Source: Maria O’Brien Hylton, Boston University School of Law, Public Law Research Paper No. 16-34, August 29, 2016

From the abstract:
In its recent Harris v. Quinn opinion the U.S. Supreme Court (in particular Justice Alito) seemed to welcome a future opportunity to reconsider the 1977 landmark Abood decision in which public sector closed shop employees were not required to join a union but could be subject to fees that cover the costs of “collective bargaining, contract administration, and grievance adjustment purposes.” Supporters of the Abood approach argue that it is a reasonable compromise that prevents non-members from free riding on the union’s efforts (i.e. enjoying the wages and benefits negotiated by the union without sharing the costs incurred.) Detractors and the plaintiffs in Friedrichs argue that free riding concerns are insufficient to overcome serious First Amendment objections. The central idea is that all bargaining in the public sector is inherently political.
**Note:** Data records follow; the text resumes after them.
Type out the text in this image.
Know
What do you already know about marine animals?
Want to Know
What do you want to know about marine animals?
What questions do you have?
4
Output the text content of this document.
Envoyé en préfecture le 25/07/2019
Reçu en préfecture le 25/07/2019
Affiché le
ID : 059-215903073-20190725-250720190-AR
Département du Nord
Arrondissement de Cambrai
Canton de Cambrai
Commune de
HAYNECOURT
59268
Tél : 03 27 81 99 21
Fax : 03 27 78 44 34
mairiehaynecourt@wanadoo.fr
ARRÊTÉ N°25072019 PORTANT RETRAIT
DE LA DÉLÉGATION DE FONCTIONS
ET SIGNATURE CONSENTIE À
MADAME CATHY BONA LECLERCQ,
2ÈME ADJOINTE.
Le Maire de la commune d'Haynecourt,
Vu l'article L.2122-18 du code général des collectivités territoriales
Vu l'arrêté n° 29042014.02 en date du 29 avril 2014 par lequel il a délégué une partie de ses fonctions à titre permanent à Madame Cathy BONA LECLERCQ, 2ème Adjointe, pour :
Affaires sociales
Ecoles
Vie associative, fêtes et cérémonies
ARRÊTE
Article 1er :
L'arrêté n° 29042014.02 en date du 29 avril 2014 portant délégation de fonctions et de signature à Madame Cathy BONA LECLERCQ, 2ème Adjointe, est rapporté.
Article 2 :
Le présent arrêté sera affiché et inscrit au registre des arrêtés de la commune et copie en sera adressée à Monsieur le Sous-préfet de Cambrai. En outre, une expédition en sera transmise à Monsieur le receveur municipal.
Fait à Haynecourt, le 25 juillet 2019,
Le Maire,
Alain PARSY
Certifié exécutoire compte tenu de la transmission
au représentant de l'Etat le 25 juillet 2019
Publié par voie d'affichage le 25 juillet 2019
Public sector pay, tenure and benefits (especially expensive retiree health care and pension promises), it is claimed, now profoundly affect the ability of state and local governments to function in many jurisdictions. This article briefly reviews the major claim in Friedrichs — that public sector agency agreements violate the First Amendment — and considers the implications of a decision that, but for Justice Scalia’s unexpected death almost certainly would have overturned Abood. What would this mean for financially strapped state and local governments? To understand what a victory for the Friedrichs plaintiffs would mean, this paper looks at recent data from Wisconsin which dramatically constrained public sector agency agreements a few years ago and has seen public union membership, union revenue and political power plunge as a result. If Friedrichs had overturned Abood during the 2016 term, we would now expect to see national patterns similar to those observed in Wisconsin. In many places around the country a drop in public sector union political power would be expected to translate into a climate more supportive of reduced future expenditures on public pensions and health care.